The Chapel of the Franks and the memory of Our Lady of Sorrows

The access to the Chapel of the Franks, also called the Chapel of the Torment, Chapel of the Seven Sorrows of the Blessed Virgin Mary or Our Lady Sorrows
The access to the Chapel of the Franks, also called the Chapel of the Torment, Chapel of the Seven Sorrows of the Blessed Virgin Mary or Our Lady Sorrows

 

Fr. Virgilio Corbo, one of the most important archaeologists in the Holy Land, wrote that “the splendid façade of the Holy Sepulchre is one of the finest works of Crusader architecture that has been preserved in the Holy Land.” Making the entrance to the Basilica of the Holy Sepulchre in Jerusalem more peculiar is certainly the presence of the Chapel of the Franks, a gem set just behind Calvary, to which it is inseparably linked.

Overlooked by visitors to the Basilica, the history of this small space, raised above the level of the esplanade, tells the story of the events of the Basilica over the centuries.

Its building dates back to the 11th century, when the Crusaders decided to introduce a new entrance to Calvary to reduce the flow of pilgrims on the mount of the crucifixion. The fourteen steps on the side of the portal ended in an open loggia, the position of the guards who directed the entrances of the visitors to Calvary, reached through a small door decorated with columns, finely sculpted and wrought capitals and a rich decoration on the architrave and on the lunette window above.

“When Jerusalem was taken by Saladin in 1187, eleven of the twelve doors of the Basilica were walled up,”  explains fr. Stéphane Milovitch, current President of the Holy Sepulchre, “and this Crusader vestibule was also closed on three sides. It was clear that the  sultan wanted to control and manage access to the Sepulchre through the only door left open on the esplanade, the keys of which are today still in the hands of a Muslim family who inherits the prerogative.

The small loggia, having lost its original function as a passage, ended up by acquiring a new purpose and, in the attempt to assign the evangelical facts of the Passion of Christ to precise places, gradually the present-day attribution of the chapel to the Mater Dolora was reached, in memory of the immense grief of Mary at the foot of the cross. This is why the chapel was called the “Chapel of the Spasm” or of “Our Lady of Sorrows” or “of the Seven Sorrows of the Blessed Virgin Mary” (the name of “Chapel of the Franks” is more recent and comes from the habit of the other communities resident in the Sepulchre to call the Franciscans by the name of “Frank religious).

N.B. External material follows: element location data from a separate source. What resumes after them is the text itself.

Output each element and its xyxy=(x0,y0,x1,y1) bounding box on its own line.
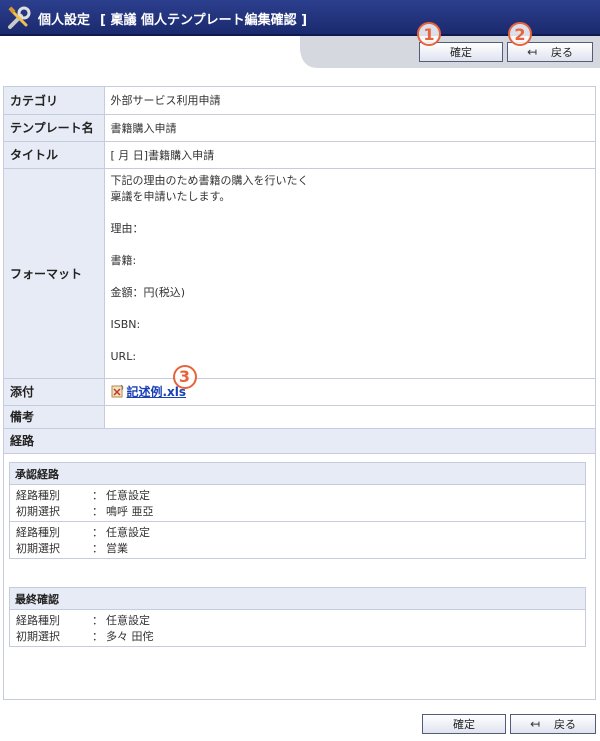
back-button-bottom[interactable]: ↤ 戻る xyxy=(510,714,596,734)
format-value: 下記の理由のため書籍の購入を行いたく 稟議を申請いたします。 理由： 書籍: 金額：円(… xyxy=(104,168,595,379)
title-value: [ 月 日]書籍購入申請 xyxy=(104,141,595,169)
callout-badge-1: 1 xyxy=(417,22,441,46)
route-init-key: 初期選択 xyxy=(16,542,60,555)
approval-route-group: 経路種別 ：任意設定 初期選択 ：営業 xyxy=(10,522,585,558)
template-row: テンプレート名 書籍購入申請 xyxy=(4,114,595,142)
route-type-key: 経路種別 xyxy=(16,489,60,502)
attach-value: 記述例.xls 3 xyxy=(104,364,595,406)
format-line xyxy=(111,269,590,285)
title-row: タイトル [ 月 日]書籍購入申請 xyxy=(4,141,595,169)
route-type-value: 任意設定 xyxy=(106,614,150,627)
route-init-key: 初期選択 xyxy=(16,630,60,643)
route-type-value: 任意設定 xyxy=(106,489,150,502)
attachment-link[interactable]: 記述例.xls xyxy=(127,385,187,399)
category-row: カテゴリ 外部サービス利用申請 xyxy=(4,87,595,115)
format-line xyxy=(111,237,590,253)
route-colon: ： xyxy=(92,505,103,518)
route-colon: ： xyxy=(92,630,103,643)
route-type-line: 経路種別 ：任意設定 xyxy=(16,487,585,503)
template-value: 書籍購入申請 xyxy=(104,114,595,142)
route-init-line: 初期選択 ：営業 xyxy=(16,540,585,556)
format-lines: 下記の理由のため書籍の購入を行いたく 稟議を申請いたします。 理由： 書籍: 金額：円(… xyxy=(111,169,590,369)
route-type-line: 経路種別 ：任意設定 xyxy=(16,612,585,628)
remarks-row: 備考 xyxy=(4,405,595,429)
callout-badge-3: 3 xyxy=(172,364,197,389)
category-value: 外部サービス利用申請 xyxy=(104,87,595,115)
remarks-label: 備考 xyxy=(4,405,105,429)
format-line: 稟議を申請いたします。 xyxy=(110,189,231,203)
callout-badge-2: 2 xyxy=(508,22,532,46)
format-line: 下記の理由のため書籍の購入を行いたく xyxy=(110,173,309,187)
format-line: 金額：円(税込) xyxy=(110,285,186,299)
page-title-text: 個人設定 xyxy=(38,13,91,28)
approval-route-group: 経路種別 ：任意設定 初期選択 ：鳴呼 亜亞 xyxy=(10,485,585,522)
route-init-value: 営業 xyxy=(106,542,128,555)
route-init-key: 初期選択 xyxy=(16,505,60,518)
format-line: 理由： xyxy=(110,221,144,235)
detail-table: カテゴリ 外部サービス利用申請 テンプレート名 書籍購入申請 タイトル [ 月 … xyxy=(4,87,595,454)
format-line xyxy=(111,333,590,349)
route-type-value: 任意設定 xyxy=(106,526,150,539)
page-subtitle: [ 稟議 個人テンプレート編集確認 ] xyxy=(100,13,308,28)
back-button-label: 戻る xyxy=(551,46,574,59)
back-arrow-icon: ↤ xyxy=(526,45,538,59)
attach-label: 添付 xyxy=(4,378,105,406)
confirm-button-label: 確定 xyxy=(453,718,475,731)
route-colon: ： xyxy=(92,542,103,555)
format-line xyxy=(111,301,590,317)
final-confirm-box: 最終確認 経路種別 ：任意設定 初期選択 ：多々 田侘 xyxy=(9,587,586,647)
confirm-button-label: 確定 xyxy=(450,46,472,59)
route-init-line: 初期選択 ：多々 田侘 xyxy=(16,628,585,644)
route-init-value: 鳴呼 亜亞 xyxy=(106,505,154,518)
route-type-line: 経路種別 ：任意設定 xyxy=(16,524,585,540)
back-arrow-icon: ↤ xyxy=(529,717,541,731)
approval-route-heading: 承認経路 xyxy=(10,463,585,485)
excel-file-icon xyxy=(111,384,123,398)
route-label: 経路 xyxy=(4,428,595,454)
approval-route-box: 承認経路 経路種別：任意設定 初期選択：鳴呼 亜亞 経路種別：任意設定 初期選択… xyxy=(9,462,586,559)
format-line: ISBN: xyxy=(110,317,141,331)
route-colon: ： xyxy=(92,526,103,539)
format-line: 書籍: xyxy=(110,253,137,267)
back-button-label: 戻る xyxy=(554,718,577,731)
title-label: タイトル xyxy=(4,141,105,169)
confirm-button-bottom[interactable]: 確定 xyxy=(422,714,506,734)
format-row: フォーマット 下記の理由のため書籍の購入を行いたく 稟議を申請いたします。 理由： 書… xyxy=(4,168,595,379)
format-label: フォーマット xyxy=(4,168,105,379)
route-type-key: 経路種別 xyxy=(16,614,60,627)
remarks-value xyxy=(104,405,595,429)
format-line xyxy=(111,205,590,221)
route-row: 経路 xyxy=(4,428,595,454)
format-line: URL: xyxy=(110,349,137,363)
final-confirm-group: 経路種別 ：任意設定 初期選択 ：多々 田侘 xyxy=(10,610,585,646)
route-init-line: 初期選択 ：鳴呼 亜亞 xyxy=(16,503,585,519)
tools-icon xyxy=(8,6,31,29)
route-colon: ： xyxy=(92,489,103,502)
category-label: カテゴリ xyxy=(4,87,105,115)
route-colon: ： xyxy=(92,614,103,627)
template-label: テンプレート名 xyxy=(4,114,105,142)
route-init-value: 多々 田侘 xyxy=(106,630,154,643)
route-type-key: 経路種別 xyxy=(16,526,60,539)
final-confirm-heading: 最終確認 xyxy=(10,588,585,610)
attach-row: 添付 記述例.xls 3 xyxy=(4,364,595,406)
page-title: 個人設定 [ 稟議 個人テンプレート編集確認 ] xyxy=(38,9,307,28)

In 1635, the Custody of the Holy Land obtained the “redemption” of the Chapel and the  site, which remained physically outside the basilica, was entrusted to the friars of St Saviour’s convent. The new rights acquired are described with great precision by  Bernardino Surio, president of the Holy Sepulchre who recalled in 1666: “Our religious of St Saviour’s Convent come every day to celebrate Holy Mass. Only they have the key and keep a light lit in there.” Over the years, it was considered a privileged place for the pilgrims because through the window they could see the place of the crucifixion and obtain the benefits granted by the indulgence, by saving the tax that the porters then demanded for opening the door of the basilica.

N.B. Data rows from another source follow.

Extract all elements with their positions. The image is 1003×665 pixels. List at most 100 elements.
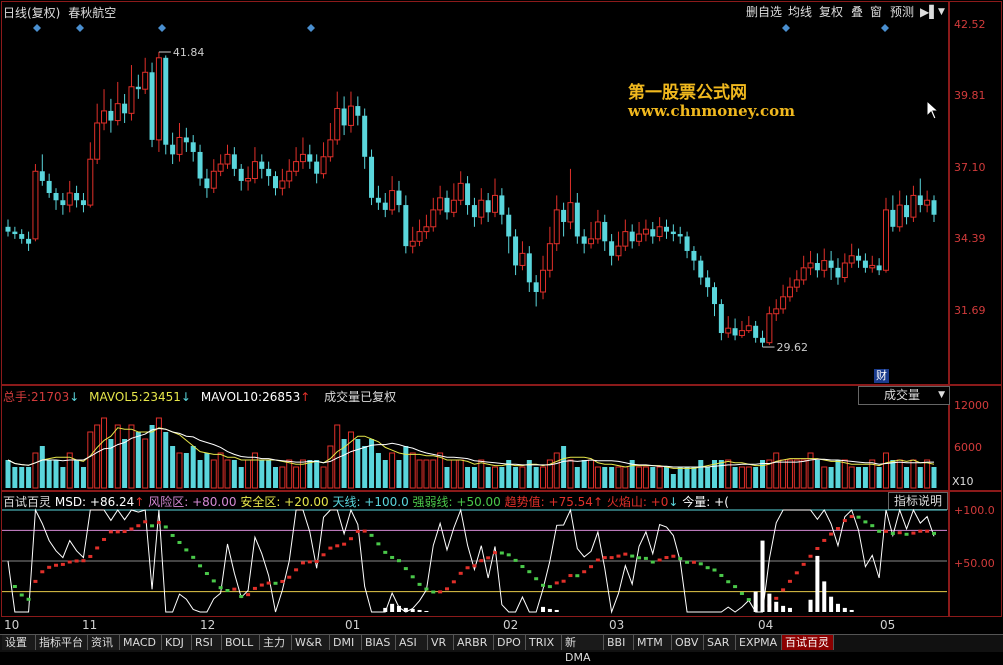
- trend-segment: [273, 581, 278, 585]
- tab-6[interactable]: BOLL: [222, 635, 260, 650]
- tab-19[interactable]: OBV: [672, 635, 704, 650]
- high-marker-label: 41.84: [173, 46, 205, 59]
- tab-14[interactable]: DPO: [494, 635, 526, 650]
- tab-16[interactable]: 新DMA: [562, 635, 604, 664]
- trend-segment: [390, 555, 395, 559]
- volume-bar-down: [80, 467, 86, 488]
- candle-body-up: [615, 245, 622, 257]
- candle-body-up: [142, 71, 149, 90]
- candle-body-down: [170, 144, 176, 155]
- event-diamond-icon: [307, 24, 315, 32]
- event-diamond-icon: [881, 24, 889, 32]
- tab-2[interactable]: 资讯: [88, 635, 120, 650]
- trend-segment: [568, 574, 573, 578]
- candle-body-down: [718, 304, 724, 334]
- tab-15[interactable]: TRIX: [526, 635, 562, 650]
- volume-bar-down: [197, 460, 203, 488]
- candle-body-down: [39, 171, 45, 181]
- candle-body-up: [773, 308, 780, 315]
- candle-body-down: [526, 253, 532, 283]
- trend-segment: [815, 547, 820, 551]
- volume-bar-down: [46, 460, 52, 488]
- month-label: 11: [82, 618, 98, 632]
- tab-4[interactable]: KDJ: [162, 635, 192, 650]
- flame-bar: [774, 601, 779, 612]
- candle-body-up: [430, 209, 437, 228]
- volume-bar-up: [910, 459, 917, 489]
- tab-0[interactable]: 设置: [2, 635, 36, 650]
- trend-segment: [554, 581, 559, 585]
- candle-body-up: [224, 153, 231, 165]
- tab-10[interactable]: BIAS: [362, 635, 396, 650]
- trend-segment: [918, 529, 923, 533]
- volume-bar-up: [114, 424, 121, 489]
- trend-segment: [582, 570, 587, 574]
- volume-bar-down: [266, 460, 272, 488]
- volume-bar-up: [492, 466, 499, 489]
- volume-bar-down: [183, 453, 189, 488]
- candle-body-up: [217, 163, 224, 172]
- trend-segment: [595, 558, 600, 562]
- volume-bar-down: [890, 460, 896, 488]
- price-axis-label: 31.69: [954, 304, 986, 317]
- candle-body-up: [299, 153, 306, 163]
- tab-1[interactable]: 指标平台: [36, 635, 88, 650]
- tab-11[interactable]: ASI: [396, 635, 428, 650]
- volume-bar-up: [725, 459, 732, 489]
- tab-8[interactable]: W&R: [292, 635, 330, 650]
- trend-segment: [616, 554, 621, 558]
- trend-segment: [60, 562, 65, 566]
- volume-bar-up: [87, 431, 94, 489]
- candle-body-up: [642, 228, 649, 235]
- candle-body-up: [437, 197, 444, 211]
- flame-bar: [383, 607, 388, 612]
- flame-bar: [781, 605, 786, 612]
- volume-bar-down: [698, 460, 704, 488]
- volume-bar-up: [567, 459, 574, 489]
- tab-20[interactable]: SAR: [704, 635, 736, 650]
- candle-body-up: [101, 110, 108, 124]
- volume-bar-down: [835, 460, 841, 488]
- volume-bar-up: [786, 459, 793, 489]
- volume-bar-up: [924, 459, 931, 489]
- flame-bar: [767, 593, 772, 612]
- flame-bar: [829, 596, 834, 612]
- trend-segment: [787, 579, 792, 583]
- tab-12[interactable]: VR: [428, 635, 454, 650]
- candle-body-down: [355, 106, 361, 116]
- candle-body-up: [821, 260, 828, 271]
- tab-21[interactable]: EXPMA: [736, 635, 782, 650]
- volume-bar-up: [800, 459, 807, 489]
- candle-body-up: [910, 194, 917, 218]
- trend-segment: [424, 587, 429, 591]
- tab-22[interactable]: 百试百灵: [782, 635, 834, 650]
- trend-segment: [842, 519, 847, 523]
- trend-segment: [925, 529, 930, 533]
- tab-9[interactable]: DMI: [330, 635, 362, 650]
- tab-17[interactable]: BBI: [604, 635, 634, 650]
- candle-body-down: [609, 241, 615, 256]
- tab-13[interactable]: ARBR: [454, 635, 494, 650]
- candle-body-up: [347, 105, 354, 126]
- candle-body-down: [876, 265, 882, 271]
- tab-5[interactable]: RSI: [192, 635, 222, 650]
- tab-7[interactable]: 主力: [260, 635, 292, 650]
- candle-body-up: [279, 180, 286, 189]
- volume-bar-down: [108, 439, 114, 488]
- tab-18[interactable]: MTM: [634, 635, 672, 650]
- month-label: 01: [345, 618, 361, 632]
- candle-body-down: [485, 200, 491, 213]
- volume-bar-down: [122, 439, 128, 488]
- volume-bar-up: [622, 466, 629, 489]
- trend-segment: [513, 558, 518, 562]
- volume-bar-up: [821, 466, 828, 489]
- volume-axis-12000: 12000: [954, 399, 989, 412]
- candle-body-up: [457, 182, 464, 201]
- volume-bar-up: [773, 452, 780, 489]
- candle-body-down: [163, 57, 169, 145]
- trend-segment: [417, 582, 422, 586]
- trend-segment: [163, 525, 168, 529]
- tab-3[interactable]: MACD: [120, 635, 162, 650]
- candle-body-down: [753, 325, 759, 338]
- event-diamond-icon: [33, 24, 41, 32]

To date the Chapel is still officiated by the friars of St Saviour and it is the habit that the keys are entrusted specifically to the secretary of the Custody of the Holy Land. “It is truly a great grace to celebrate Mass in this small Chapel, which is a place of prayer where it is possible to find a more intimate concentration, just a few metres from the rock of Calvary, especially in periods when there are more pilgrims in the Basilica,” admits fr. Alberto Joan Pari, the current secretary of the Custody of the Holy Land. The restoration work in 2014  restored splendour to the works of art that are there, such as the Crusader capitals, masterpieces of sculpture, the polychromatic marble floor in Comatesque style and the original mosaic decoration  which covers the arch of access to Calvary.”

The 18th century gilded wooden altar by fr. Giuseppe da S. Francisco, a Portuguese sculptor, is dominated by two winged cherubs bearing the scroll QUAE HIC STABAT DOLOROSA, ECCE MATER TUA AMOROSA. The words refer to the theme of Stabat Mater and the iconography of the sorrow of the Virgin Mary on the death of Christ is also shown on the 19th century altarpiece, where Mary, John and Mary Magdalen look at the place of the crucifixion. 

At present the daily procession – which the friars of the Custody have been doing uninterruptedly since the 14th century in the Basilica – stops to remember Our Lady of the Sorrows next to the altar of the Latins, where there is the wooden statue of the Blessed Virgin Mary, donated in 1778 by Maria the Pious, Queen of Portugal. However, the Chapel of the Franks is still a special and unique place today, as centuries-old testimony of the great devotion for the place of the death of Jesus and the grief of Mary at the foot of the cross.